Gérard Romiti, qui dirige le comité français de la pêche, a déclaré hier que les pêcheurs utiliseraient des camionnettes pour bloquer trois ports – Calais, Saint-Malo et Ouistreham près de Caen – et l’approche autoroutier du tunnel sous la Manche vendredi comme un « coup d’avertissement » à la Royaume-Uni pour son refus d’accorder suffisamment de licences aux bateaux de pêche français après le Brexit.

Les chiffres de l’immigration britannique publiés jeudi ont montré l’effet de la migration par petits bateaux sur le système d’asile britannique. Il a reçu 15 104 demandes au cours du trimestre de juillet à septembre, soit 60 % de plus qu’au même trimestre de 2020. Les demandes pour l’année jusqu’en septembre ont augmenté de 18 % par rapport à l’année jusqu’en septembre 2020, pour atteindre 37 562.

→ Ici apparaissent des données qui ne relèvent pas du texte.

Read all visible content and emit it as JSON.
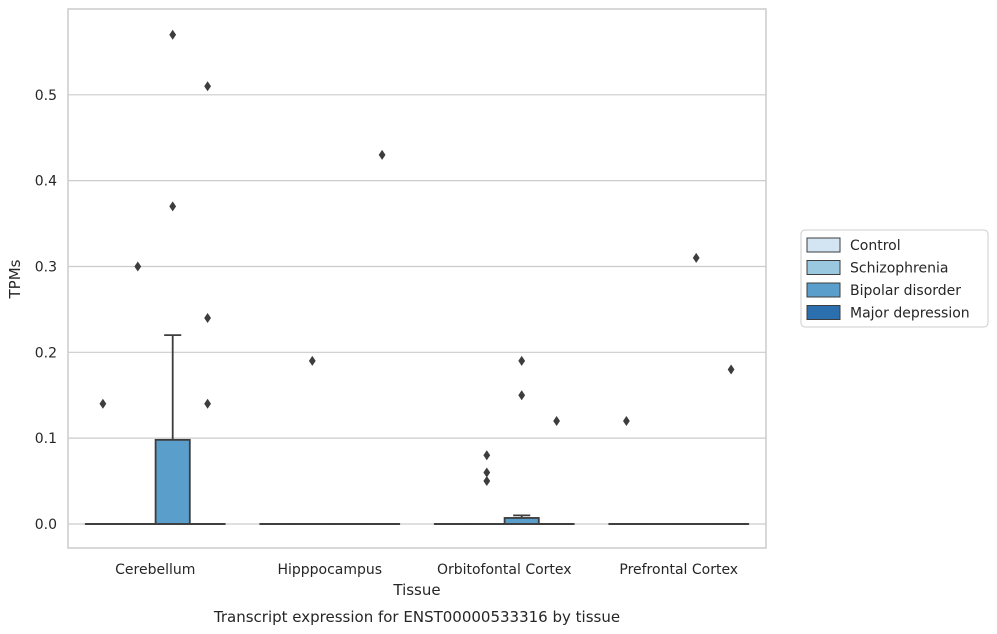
{
  "chart_data": {
    "type": "box",
    "caption": "Transcript expression for ENST00000533316 by tissue",
    "xlabel": "Tissue",
    "ylabel": "TPMs",
    "ylim": [
      -0.028,
      0.6
    ],
    "yticks": [
      "0.0",
      "0.1",
      "0.2",
      "0.3",
      "0.4",
      "0.5"
    ],
    "grid": true,
    "legend_position": "right",
    "categories": [
      "Cerebellum",
      "Hipppocampus",
      "Orbitofontal Cortex",
      "Prefrontal Cortex"
    ],
    "series": [
      {
        "name": "Control",
        "color": "#d3e4f3",
        "boxes": [
          {
            "q1": 0,
            "median": 0,
            "q3": 0,
            "whisker_low": 0,
            "whisker_high": 0,
            "outliers": [
              0.14
            ]
          },
          {
            "q1": 0,
            "median": 0,
            "q3": 0,
            "whisker_low": 0,
            "whisker_high": 0,
            "outliers": []
          },
          {
            "q1": 0,
            "median": 0,
            "q3": 0,
            "whisker_low": 0,
            "whisker_high": 0,
            "outliers": []
          },
          {
            "q1": 0,
            "median": 0,
            "q3": 0,
            "whisker_low": 0,
            "whisker_high": 0,
            "outliers": [
              0.12
            ]
          }
        ]
      },
      {
        "name": "Schizophrenia",
        "color": "#9ac8e0",
        "boxes": [
          {
            "q1": 0,
            "median": 0,
            "q3": 0,
            "whisker_low": 0,
            "whisker_high": 0,
            "outliers": [
              0.3
            ]
          },
          {
            "q1": 0,
            "median": 0,
            "q3": 0,
            "whisker_low": 0,
            "whisker_high": 0,
            "outliers": [
              0.19
            ]
          },
          {
            "q1": 0,
            "median": 0,
            "q3": 0,
            "whisker_low": 0,
            "whisker_high": 0,
            "outliers": [
              0.08,
              0.06,
              0.05
            ]
          },
          {
            "q1": 0,
            "median": 0,
            "q3": 0,
            "whisker_low": 0,
            "whisker_high": 0,
            "outliers": []
          }
        ]
      },
      {
        "name": "Bipolar disorder",
        "color": "#5a9ecc",
        "boxes": [
          {
            "q1": 0,
            "median": 0,
            "q3": 0.098,
            "whisker_low": 0,
            "whisker_high": 0.22,
            "outliers": [
              0.57,
              0.37
            ]
          },
          {
            "q1": 0,
            "median": 0,
            "q3": 0,
            "whisker_low": 0,
            "whisker_high": 0,
            "outliers": []
          },
          {
            "q1": 0,
            "median": 0,
            "q3": 0.007,
            "whisker_low": 0,
            "whisker_high": 0.01,
            "outliers": [
              0.19,
              0.15
            ]
          },
          {
            "q1": 0,
            "median": 0,
            "q3": 0,
            "whisker_low": 0,
            "whisker_high": 0,
            "outliers": [
              0.31
            ]
          }
        ]
      },
      {
        "name": "Major depression",
        "color": "#2c6fae",
        "boxes": [
          {
            "q1": 0,
            "median": 0,
            "q3": 0,
            "whisker_low": 0,
            "whisker_high": 0,
            "outliers": [
              0.51,
              0.24,
              0.14
            ]
          },
          {
            "q1": 0,
            "median": 0,
            "q3": 0,
            "whisker_low": 0,
            "whisker_high": 0,
            "outliers": [
              0.43
            ]
          },
          {
            "q1": 0,
            "median": 0,
            "q3": 0,
            "whisker_low": 0,
            "whisker_high": 0,
            "outliers": [
              0.12
            ]
          },
          {
            "q1": 0,
            "median": 0,
            "q3": 0,
            "whisker_low": 0,
            "whisker_high": 0,
            "outliers": [
              0.18
            ]
          }
        ]
      }
    ]
  }
}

Cependant, pour l’année jusqu’en juin – la dernière période pour laquelle des comparaisons sont possibles – les 37 235 demandes reçues placent toujours le Royaume-Uni au quatrième rang en Europe pour le nombre de demandes d’asile reçues, bien derrière 113 625 en Allemagne et 87 180 en France.

Des centaines de personnes se sont rassemblées jeudi soir à Calais et à Dunkerque pour pleurer la mort de ces personnes déplacées en mer alors qu’elles tentaient de traverser la Manche, avec des bougies allumées et des discours prononcés en anglais et en arabe.

Jean-Marc Puissesseau, président-directeur général des ports de Calais et de Boulogne, s’est dit complètement « rassasié » du manque de soutien apporté aux personnes en situation périlleuse dans les camps autour de la ville et que le renforcement de la police des 130 km de côte était « pas la solution ».

Il a déclaré que les millions d’euros dépensés pour la police devraient plutôt être utilisés pour créer un centre international pour les migrants, financé par des pays européens, qui hébergerait les demandeurs d’asile potentiels et les aiderait à traiter leurs demandes. C’est un « échec de l’UE et du Royaume-Uni » qu’un système comme celui-ci n’ait pas encore été créé pour traiter les personnes déplacées de manière humaine, a-t-il déclaré.